The Cascade County Commission has indicated that it will support the resolution, Sinclair said. The Cascade County Attorney's Office is drafting a resolution based on what the tribe submitted, he said.
The proposal is for 200 acres as a land base where the tribe could have a hospital and other services, vice chair James Parker Shield said today. He said the tribe would hope the land would come from federal land such as U.S. Bureau of Land Management land, so no county would lose funds.
If the Hill County commissioners don't agree to the proposal, it's not likely to harm the effort to get land and recognition, Sinclair said.
“We'll still go on. We'll have the Cascade resolution. We'll hopefully soon have Glacier and Blaine. We'll just have to bypass Hill County, which would be a shame,” he said.
Sinclair said the tribe's ideal is to have a base in Cascade County and satellite offices, including trust land, in four other counties.
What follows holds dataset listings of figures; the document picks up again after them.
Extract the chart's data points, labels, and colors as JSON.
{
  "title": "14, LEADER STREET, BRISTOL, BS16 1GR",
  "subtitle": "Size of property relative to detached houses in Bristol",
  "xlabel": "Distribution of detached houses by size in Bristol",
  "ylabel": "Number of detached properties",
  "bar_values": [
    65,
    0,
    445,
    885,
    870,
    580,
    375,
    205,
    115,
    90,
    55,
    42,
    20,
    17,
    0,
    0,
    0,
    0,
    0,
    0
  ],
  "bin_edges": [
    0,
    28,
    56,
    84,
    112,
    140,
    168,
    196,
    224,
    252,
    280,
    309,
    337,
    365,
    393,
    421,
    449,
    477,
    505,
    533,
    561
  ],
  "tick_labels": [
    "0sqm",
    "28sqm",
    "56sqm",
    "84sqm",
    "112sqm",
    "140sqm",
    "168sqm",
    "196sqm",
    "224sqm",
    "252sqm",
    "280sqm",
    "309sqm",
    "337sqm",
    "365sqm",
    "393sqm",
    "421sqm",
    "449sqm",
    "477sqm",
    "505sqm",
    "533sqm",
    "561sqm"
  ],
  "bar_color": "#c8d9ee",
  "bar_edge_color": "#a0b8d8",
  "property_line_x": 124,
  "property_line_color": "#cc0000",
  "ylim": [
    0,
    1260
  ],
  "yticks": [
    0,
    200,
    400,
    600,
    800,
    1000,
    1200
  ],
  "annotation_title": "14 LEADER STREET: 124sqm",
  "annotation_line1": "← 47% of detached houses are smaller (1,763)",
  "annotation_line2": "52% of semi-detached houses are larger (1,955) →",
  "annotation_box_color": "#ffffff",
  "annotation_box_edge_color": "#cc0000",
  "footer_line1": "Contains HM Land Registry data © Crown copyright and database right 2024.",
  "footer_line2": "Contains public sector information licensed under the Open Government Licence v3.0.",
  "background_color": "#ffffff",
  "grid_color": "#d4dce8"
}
What actually is established would be determined by the legislation.
If Hill County decided not to agree to support the possible loss of taxable property, it might consider writing a resolution that reiterates the county's support for the tribe's effort at recognition.
“The most important item, of course, is to keep our support that we do have among the counties for the federal recognition,” Parker Shield said.
The Little Shell are also trying to be recognized through an administrative process of the U.S. Department of Interior's Office of Federal Acknowledgment.
“We're going (the legislative) way, one, to speed it up, and. two, if (the Office of Federal Acknowledgment) comes back with a negative result,” the tribe has another way to be recognized, Sinclair said.
If the tribe is recognized through Interior, counties would have less control over how a reservation is established than if it's done through legislation sponsored by the state's own congressional delegation, Sinclair said.
He said he hopes to hear back from the Hill County Commission soon and “allay their concerns, hopefully.”
“I can see Hill County's point. If they are opposing adding Chippewa Cree land into trust, they are trying to be consistent,” Sinclair said. “The ball is in their court and we're waiting for them to come back for us.”